La alarma ecológica nos obliga a racionalizar la producción y el consumo de nuestras sociedades, adoptando, cuando sea preciso, formas de frugalidad para intentar que sea viable la continuidad de la vida humana civilizada. El mensaje de la frugalidad y la autocontención es indigesto para nuestros contemporáneos, adictos a la opulencia de la civilización industrial y convencidos de su viabilidad indefinida en el tiempo. Es un mensaje impopular, a contracorriente de las ideas dominantes; incongruente incluso -en una primera aproximación- con la evidencia cotidiana que ofrecen supermercados y grandes almacenes llenos hasta los topes de toda clase de mercancías en grandes cantidades. Amenazar con un próximo futuro de escasez parece una broma de mal gusto. Parece de sentido común arrojar sobre esta amenaza una mirada escéptica. Y sin embargo media humanidad vive o vegeta en la pobreza, lejos de la mirada de nuestros ojos de privilegiados. Y la vida de quienes tienen una mejor situación material a menudo resulta frustrante. Por otra parte, los datos científicos que permiten previsiones justificadas están ahí y nos dicen que la amenaza de escasez generalizada es real y, además, inminente. La sospecha de que vivir con menos puede resultar más satisfactorio -siempre que se tengan satisfechas las necesidades básicas- es perfectamente plausible, y tiene una larga tradición. La esperanza arraiga también en esta sospecha. Asumir la escasez previsible y sacar las consecuencias adecuadas es la gran tarea del actual momento histórico.

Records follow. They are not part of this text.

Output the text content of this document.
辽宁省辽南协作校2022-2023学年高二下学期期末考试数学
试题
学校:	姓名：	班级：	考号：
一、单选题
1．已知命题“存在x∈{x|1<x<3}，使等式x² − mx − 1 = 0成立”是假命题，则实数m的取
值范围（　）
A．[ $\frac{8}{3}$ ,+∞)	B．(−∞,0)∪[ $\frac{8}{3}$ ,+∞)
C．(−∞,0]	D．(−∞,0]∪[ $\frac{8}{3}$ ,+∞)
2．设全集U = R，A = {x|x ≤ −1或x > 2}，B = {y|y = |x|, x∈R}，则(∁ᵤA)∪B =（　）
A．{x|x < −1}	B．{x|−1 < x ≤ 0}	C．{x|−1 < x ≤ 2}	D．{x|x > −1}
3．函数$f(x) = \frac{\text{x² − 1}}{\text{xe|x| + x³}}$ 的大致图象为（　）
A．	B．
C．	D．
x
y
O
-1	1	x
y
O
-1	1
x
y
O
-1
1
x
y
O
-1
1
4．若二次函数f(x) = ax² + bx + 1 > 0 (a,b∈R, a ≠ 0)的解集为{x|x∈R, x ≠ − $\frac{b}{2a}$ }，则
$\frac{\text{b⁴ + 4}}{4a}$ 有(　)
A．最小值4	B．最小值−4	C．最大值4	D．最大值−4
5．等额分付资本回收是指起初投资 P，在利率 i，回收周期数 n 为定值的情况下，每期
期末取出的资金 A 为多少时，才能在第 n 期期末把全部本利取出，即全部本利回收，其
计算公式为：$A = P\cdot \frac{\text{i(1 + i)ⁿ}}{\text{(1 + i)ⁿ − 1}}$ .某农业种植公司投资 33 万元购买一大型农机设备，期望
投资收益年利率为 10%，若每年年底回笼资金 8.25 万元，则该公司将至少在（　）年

Este texto está escrito en Europa y desde un punto de vista europeo, pero trata de no olvidar que, en el resto del mundo, unos cuantos miles de millones de personas viven condiciones de privación y precariedad a menudo insoportables, en un contexto metabólico compartido con el nuestro. Que en estas páginas no se ofrezcan soluciones a sus carencias no significa que estas sociedades no sean tenidas en cuenta. Navegamos en el mismo barco y abordamos un mismo destino, aunque en condiciones distintas, como revelan las migraciones masivas hacia el Norte. Hará falta una solidaridad internacionalista para salir del atolladero.
Barcelona, octubre de 2018
(*) Pasado&Presente, Barcelona, 2018 (colección «Imperdibles»)
[1] Axel Honneth, La idea del socialisme. Assaig d’una actualització, Valencia, Institució Alfons el Magnànim, 2017, p. 19.